You can lower the overhead of data-parallel communication by (1) reducing the communication precision e.g., BF16 for gradient reduction and FP8 parameter gathering, (2) improving the efficiency of communication by increasing the data-parallel communication message size or using the hierarchical data-parallel reduction, or (3) using multi-cast and switch reduction with SHARP in case of InfiniBand network.
Using BF16 gradient reduction and FP8 parameter gather are described in Section `4. Communication Data Types`_
For non-pipeline-parallel training, the data-parallel communication bucket size can be adjusted using the knobs below. In pipeline-parallel training, however, the bucket size is fixed and determined by the number of parameters assigned to each virtual pipeline rank.
recipe.trainer.strategy.ddp.bucket_size=<int: bytes>
Setting the knob below splits the data-parallel domain of the distributed optimizer into a sharding domain and a replication domain. Gradient reduction then occurs in two stages—one within each domain—avoiding the use of a single large flat ring for collective operations that have high latency.
recipe.trainer.strategy.num_distributed_optimizer_instances=<int: ≤dp_size>
Ideas to reduce the host-driven inter-GPU jitters are discussed in Section `6. Lowering Host Overhead and Jitters`_.
Lowering Host Overhead and Jitters#
Common observation associated with host overhead
Significantly low GPU FLOPS.
Small performance gain of low-precision (FP8) training.
Small LLMs with small hidden size or sequence length or fine-tuning without sequence packing
High multi-GPU communication variation.
Increasing micro-batch size and reduce per-tensor sharding
The most common way to increase per-GPU tensor size is by increasing the micro-batch size or minimizing unnecessary per-tensor sharding (e.g., TP or CP) when GPU memory permits.
Manual garbage collection to align the host interruption across GPUs
NeMo manually aligns the timing of garbage collection across GPUs that significantly mitigate the host overhead compared to the baseline automatic garbage collection.
GarbageCollectionCallback.gc_interval_train=<int>
GarbageCollectionCallback.gc_interval_val=<int>
CUDA graph to eliminate repeated static host code execution
NeMo supports graph capture, significantly reducing host overhead.

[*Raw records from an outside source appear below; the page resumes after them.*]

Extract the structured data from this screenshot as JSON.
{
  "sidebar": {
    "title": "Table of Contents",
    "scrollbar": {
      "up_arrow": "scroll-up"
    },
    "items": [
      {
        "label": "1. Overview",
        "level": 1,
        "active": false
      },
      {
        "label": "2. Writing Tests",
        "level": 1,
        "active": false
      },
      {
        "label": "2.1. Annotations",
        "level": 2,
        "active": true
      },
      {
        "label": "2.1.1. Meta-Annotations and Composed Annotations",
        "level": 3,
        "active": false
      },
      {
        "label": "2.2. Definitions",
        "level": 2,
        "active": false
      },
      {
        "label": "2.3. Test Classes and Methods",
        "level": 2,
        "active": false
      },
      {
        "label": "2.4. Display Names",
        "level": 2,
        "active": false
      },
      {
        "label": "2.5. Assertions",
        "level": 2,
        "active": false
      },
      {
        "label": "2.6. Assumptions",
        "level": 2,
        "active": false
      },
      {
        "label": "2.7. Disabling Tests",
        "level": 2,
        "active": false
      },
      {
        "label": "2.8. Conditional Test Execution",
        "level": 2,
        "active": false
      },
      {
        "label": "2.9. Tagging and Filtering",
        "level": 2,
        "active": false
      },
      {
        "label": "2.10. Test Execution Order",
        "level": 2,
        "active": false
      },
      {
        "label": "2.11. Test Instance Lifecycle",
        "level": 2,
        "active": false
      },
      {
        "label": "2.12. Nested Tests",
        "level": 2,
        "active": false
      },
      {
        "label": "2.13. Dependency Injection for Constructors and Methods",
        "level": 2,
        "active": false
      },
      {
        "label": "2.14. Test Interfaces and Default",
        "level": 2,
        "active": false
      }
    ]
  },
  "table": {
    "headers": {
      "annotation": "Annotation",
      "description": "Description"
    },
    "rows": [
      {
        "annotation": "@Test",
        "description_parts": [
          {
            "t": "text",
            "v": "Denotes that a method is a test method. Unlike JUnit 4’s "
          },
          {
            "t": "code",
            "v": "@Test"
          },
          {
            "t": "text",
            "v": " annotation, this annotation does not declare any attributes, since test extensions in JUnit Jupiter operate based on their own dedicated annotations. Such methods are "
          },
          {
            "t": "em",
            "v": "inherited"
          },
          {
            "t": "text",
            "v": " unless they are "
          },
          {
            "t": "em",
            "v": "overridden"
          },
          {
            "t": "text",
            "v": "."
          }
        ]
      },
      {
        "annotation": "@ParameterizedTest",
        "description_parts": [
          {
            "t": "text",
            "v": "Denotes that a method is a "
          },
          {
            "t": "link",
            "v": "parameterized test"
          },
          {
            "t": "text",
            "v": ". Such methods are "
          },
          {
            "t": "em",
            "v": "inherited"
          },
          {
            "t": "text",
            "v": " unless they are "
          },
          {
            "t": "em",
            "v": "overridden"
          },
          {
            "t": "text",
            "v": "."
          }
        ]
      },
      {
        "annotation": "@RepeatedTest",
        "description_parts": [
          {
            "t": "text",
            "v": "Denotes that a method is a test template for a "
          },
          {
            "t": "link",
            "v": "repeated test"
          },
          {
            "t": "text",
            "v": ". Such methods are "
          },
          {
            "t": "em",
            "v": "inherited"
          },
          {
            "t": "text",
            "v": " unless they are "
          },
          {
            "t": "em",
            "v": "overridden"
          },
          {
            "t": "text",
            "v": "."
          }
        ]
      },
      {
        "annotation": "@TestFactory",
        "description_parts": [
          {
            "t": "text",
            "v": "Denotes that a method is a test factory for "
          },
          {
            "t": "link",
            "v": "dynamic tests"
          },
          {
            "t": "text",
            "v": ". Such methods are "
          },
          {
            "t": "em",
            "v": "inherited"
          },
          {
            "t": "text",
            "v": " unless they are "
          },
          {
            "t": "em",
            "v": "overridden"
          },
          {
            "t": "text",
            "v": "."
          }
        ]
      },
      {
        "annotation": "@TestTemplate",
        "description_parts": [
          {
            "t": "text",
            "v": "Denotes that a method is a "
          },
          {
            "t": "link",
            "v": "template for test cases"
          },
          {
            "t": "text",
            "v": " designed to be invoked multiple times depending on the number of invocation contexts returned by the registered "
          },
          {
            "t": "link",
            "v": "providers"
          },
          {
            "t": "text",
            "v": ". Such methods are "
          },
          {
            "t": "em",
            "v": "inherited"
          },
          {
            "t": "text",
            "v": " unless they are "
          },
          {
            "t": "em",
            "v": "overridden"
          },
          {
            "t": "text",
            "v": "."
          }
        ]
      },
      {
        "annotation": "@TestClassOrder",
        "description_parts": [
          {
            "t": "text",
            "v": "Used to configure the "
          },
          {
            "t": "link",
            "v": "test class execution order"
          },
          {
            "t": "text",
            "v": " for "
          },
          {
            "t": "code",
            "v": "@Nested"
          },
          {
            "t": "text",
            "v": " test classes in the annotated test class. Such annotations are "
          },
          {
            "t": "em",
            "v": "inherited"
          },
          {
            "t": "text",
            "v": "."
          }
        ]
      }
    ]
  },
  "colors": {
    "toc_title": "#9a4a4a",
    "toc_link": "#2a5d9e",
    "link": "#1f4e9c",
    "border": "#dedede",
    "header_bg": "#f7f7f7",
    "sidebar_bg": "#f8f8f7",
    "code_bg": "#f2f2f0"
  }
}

CUDA Graph is applicable only to LLMs with a static tensor shape across training steps. For example, it supports fixed-size packed sequences but does not handle sequences with varying lengths at each step. Also, MoE models with token-dropless propagation have limited CUDA graph support, restricted to the dense modules only.
CUDA graph requires additional memory for static buffer management, typically adding a few gigabytes for static buffers, while models with PP size > 1 may consume over 10GB. We are actively working to reduce this memory overhead.
recipe.model.config.enable_cuda_graph=true
Bind CPU memory for GPU processes
Binding CPU cores to GPU processes helps mitigate long latency issues and ensures minimal variation in GPU queuing latency across GPUs. This optimization significantly impacts, particularly when the communication domain size is large.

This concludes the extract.